What the "go to" in the day was, well how I did it a few times and pretty sure others did too ... I fitted a second set of points and a second coil, not wasted spark, but definitely a performance upgrade.
500 distributor is easy, it has a screwed in base that mounts the points, so I just got another, cut it appropriately, and positioned another set of points 180 degrees around from the original, two condensors, two points, two coils... that's how you increase the dwell time, oh and you have to grind one of the distributor cam lobes away so there was only one... doubled the dwell and coil saturation time,
I'm sure these days with a 3D printer you could print out a base with two point mounts very easily with CAD software, I did it the cave man way of cut/weld/grind, got it pretty close the few times I did it, but was never exactly 180, was always 179.5 or 180.5 degrees around, but it worked well, required a dwell meter to set the points as they really need to be close to the same gap to get the same dwell
that was the old fashioned way to do it... formula one cars in the 60's still had distributors with points, but they had lots of them, before the days of electronic or even CDI ignitions...

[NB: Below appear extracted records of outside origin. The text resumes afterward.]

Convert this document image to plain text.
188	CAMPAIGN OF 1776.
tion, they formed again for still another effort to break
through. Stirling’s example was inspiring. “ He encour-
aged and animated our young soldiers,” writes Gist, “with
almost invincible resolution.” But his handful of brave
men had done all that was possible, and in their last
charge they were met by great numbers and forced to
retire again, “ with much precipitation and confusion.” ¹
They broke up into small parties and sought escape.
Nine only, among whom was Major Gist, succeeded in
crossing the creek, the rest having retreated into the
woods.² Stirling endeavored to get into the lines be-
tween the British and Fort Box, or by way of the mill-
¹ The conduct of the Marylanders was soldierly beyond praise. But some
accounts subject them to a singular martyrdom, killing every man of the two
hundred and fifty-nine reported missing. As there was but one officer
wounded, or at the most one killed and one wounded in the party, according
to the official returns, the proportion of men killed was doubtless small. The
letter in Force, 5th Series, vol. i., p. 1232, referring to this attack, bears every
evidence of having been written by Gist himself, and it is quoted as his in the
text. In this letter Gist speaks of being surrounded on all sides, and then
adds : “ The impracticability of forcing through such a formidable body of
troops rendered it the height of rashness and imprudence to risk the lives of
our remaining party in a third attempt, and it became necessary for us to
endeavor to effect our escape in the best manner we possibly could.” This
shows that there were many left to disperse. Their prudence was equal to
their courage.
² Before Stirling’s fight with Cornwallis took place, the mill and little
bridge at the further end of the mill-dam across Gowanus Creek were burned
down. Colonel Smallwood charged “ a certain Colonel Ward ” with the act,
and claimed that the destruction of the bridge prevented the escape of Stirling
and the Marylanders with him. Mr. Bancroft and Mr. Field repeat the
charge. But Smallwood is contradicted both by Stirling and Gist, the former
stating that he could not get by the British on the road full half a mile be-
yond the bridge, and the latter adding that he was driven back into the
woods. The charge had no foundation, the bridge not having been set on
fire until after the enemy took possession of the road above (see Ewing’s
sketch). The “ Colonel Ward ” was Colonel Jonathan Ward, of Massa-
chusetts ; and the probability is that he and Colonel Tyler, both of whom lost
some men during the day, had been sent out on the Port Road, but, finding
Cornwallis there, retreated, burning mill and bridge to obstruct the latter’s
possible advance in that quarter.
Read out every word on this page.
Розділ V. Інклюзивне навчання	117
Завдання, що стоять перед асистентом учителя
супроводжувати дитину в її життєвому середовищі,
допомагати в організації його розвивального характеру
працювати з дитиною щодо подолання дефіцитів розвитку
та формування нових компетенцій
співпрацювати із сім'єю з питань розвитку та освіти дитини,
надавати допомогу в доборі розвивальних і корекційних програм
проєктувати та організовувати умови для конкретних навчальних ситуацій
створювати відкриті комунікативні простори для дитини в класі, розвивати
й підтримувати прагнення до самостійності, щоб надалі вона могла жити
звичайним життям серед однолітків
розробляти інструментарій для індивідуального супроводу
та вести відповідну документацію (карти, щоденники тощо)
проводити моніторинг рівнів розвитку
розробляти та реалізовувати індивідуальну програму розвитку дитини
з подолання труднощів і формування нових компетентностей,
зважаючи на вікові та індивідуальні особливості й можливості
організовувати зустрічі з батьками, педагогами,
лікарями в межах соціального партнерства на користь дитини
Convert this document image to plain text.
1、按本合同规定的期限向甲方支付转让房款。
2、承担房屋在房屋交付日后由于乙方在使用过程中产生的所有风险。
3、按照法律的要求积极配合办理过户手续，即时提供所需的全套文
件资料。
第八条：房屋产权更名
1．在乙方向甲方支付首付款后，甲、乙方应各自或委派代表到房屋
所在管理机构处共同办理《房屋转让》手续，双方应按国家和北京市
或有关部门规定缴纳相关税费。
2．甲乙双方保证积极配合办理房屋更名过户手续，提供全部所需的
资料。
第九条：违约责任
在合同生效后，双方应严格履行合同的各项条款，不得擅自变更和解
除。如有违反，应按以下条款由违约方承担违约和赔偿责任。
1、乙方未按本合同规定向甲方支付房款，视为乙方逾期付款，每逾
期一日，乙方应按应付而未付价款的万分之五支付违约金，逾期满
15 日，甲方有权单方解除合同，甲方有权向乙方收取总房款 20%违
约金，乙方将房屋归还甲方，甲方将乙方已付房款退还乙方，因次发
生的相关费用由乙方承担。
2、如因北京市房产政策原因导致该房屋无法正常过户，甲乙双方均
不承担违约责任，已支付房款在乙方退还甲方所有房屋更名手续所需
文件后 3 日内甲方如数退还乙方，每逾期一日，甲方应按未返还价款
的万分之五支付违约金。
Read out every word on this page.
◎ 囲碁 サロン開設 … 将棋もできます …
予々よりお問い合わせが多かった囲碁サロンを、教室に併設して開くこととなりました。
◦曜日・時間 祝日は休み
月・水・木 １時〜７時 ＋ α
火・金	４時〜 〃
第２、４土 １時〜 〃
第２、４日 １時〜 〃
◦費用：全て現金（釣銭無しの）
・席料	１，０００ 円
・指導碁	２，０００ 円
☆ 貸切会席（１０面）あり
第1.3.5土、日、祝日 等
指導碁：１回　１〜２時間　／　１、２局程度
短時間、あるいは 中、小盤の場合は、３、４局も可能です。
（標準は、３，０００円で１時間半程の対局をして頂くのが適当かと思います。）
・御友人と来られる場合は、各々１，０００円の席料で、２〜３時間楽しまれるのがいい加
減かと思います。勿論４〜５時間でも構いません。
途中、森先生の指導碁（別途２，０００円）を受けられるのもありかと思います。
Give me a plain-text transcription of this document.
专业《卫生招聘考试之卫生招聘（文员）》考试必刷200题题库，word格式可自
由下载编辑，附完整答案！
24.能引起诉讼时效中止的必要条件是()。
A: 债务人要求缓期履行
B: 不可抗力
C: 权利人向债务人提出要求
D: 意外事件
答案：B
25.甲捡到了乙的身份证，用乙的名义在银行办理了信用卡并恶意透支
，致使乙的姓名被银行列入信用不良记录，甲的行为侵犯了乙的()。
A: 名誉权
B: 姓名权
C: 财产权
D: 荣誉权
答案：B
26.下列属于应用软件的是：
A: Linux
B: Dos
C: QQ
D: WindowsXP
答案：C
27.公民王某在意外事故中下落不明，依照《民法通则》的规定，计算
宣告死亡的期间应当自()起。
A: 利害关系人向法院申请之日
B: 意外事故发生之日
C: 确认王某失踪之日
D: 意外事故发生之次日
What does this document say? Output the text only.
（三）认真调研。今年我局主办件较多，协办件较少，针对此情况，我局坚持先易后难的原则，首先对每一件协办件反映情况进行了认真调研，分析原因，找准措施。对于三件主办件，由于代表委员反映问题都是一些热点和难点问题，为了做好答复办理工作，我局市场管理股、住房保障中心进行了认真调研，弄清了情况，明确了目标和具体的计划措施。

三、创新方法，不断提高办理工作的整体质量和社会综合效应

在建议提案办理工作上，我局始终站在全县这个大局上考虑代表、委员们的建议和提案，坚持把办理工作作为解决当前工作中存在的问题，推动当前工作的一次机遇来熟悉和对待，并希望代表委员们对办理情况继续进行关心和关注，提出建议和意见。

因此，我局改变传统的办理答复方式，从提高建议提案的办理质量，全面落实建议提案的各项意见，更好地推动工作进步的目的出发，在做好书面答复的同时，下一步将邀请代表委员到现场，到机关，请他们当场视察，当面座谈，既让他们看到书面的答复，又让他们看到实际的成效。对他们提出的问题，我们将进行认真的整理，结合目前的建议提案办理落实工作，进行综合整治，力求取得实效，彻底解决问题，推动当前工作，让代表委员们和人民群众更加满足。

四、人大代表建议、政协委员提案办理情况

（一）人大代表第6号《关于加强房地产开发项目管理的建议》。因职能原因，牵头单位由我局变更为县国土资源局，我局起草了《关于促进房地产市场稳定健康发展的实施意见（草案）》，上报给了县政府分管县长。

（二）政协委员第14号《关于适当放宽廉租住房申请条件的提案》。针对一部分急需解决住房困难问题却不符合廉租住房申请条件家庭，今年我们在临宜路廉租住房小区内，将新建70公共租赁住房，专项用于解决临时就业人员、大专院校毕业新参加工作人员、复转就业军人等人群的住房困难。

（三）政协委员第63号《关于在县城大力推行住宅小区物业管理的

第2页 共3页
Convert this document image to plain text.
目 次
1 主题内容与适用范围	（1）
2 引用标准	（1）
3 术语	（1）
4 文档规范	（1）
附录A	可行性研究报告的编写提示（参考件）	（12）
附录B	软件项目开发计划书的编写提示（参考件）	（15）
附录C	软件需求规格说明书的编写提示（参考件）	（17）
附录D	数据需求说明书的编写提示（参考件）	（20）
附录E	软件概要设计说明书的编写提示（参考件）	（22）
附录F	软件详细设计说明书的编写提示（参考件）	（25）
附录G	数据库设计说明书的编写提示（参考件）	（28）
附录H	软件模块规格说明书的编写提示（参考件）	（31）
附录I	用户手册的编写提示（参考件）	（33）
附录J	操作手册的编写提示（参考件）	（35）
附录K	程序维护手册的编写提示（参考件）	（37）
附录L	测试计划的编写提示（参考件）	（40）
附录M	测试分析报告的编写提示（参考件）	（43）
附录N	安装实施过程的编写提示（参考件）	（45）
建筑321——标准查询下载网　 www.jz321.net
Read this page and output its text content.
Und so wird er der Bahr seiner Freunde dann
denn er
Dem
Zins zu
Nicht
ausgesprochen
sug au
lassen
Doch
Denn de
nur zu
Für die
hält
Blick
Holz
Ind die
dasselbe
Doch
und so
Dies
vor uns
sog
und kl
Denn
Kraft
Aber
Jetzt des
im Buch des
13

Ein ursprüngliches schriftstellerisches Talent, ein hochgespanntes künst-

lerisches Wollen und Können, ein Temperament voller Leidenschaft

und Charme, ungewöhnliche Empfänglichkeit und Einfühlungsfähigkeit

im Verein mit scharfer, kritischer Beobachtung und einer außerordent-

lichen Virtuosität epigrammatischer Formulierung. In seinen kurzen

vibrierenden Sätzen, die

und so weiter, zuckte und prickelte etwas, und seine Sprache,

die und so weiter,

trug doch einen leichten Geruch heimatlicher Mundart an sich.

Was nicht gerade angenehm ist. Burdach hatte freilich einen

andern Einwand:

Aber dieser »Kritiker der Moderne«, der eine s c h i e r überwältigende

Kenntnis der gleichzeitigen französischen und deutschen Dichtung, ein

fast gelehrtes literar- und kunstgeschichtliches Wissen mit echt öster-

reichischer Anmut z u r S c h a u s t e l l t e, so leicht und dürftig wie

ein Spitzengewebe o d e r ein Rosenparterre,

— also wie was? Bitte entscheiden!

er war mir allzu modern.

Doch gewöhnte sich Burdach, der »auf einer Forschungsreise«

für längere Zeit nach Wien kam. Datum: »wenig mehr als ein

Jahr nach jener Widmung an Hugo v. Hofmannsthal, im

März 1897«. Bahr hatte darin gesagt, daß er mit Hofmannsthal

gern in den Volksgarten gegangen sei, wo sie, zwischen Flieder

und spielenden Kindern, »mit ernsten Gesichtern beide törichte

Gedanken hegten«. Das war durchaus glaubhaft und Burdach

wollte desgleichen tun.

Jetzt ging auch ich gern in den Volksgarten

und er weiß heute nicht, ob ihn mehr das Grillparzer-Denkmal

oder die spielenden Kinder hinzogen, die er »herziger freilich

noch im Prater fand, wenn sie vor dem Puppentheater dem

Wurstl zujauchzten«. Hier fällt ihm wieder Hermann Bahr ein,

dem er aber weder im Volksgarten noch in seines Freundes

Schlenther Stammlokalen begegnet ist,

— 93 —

I grew up around an engine that was a V8, had 16 valves and 16 spark plugs. 4 camshafts, two distributors (one driven off each bank of the V) each distributor had four points (so dual points per coil) and two coils. To ensure a spark every cycle at high revs, the engine ran two distributors, four coils, 8 sets of points and 16 spark plugs.
It took quite a while to set the ignition up "just right" ... that had mechanical fuel injection too, so the injection needed timing to get the engine to really be "on song"... and my Dad was the guy that had the "ear" to set these up, sounded glorious at 9000 rpm.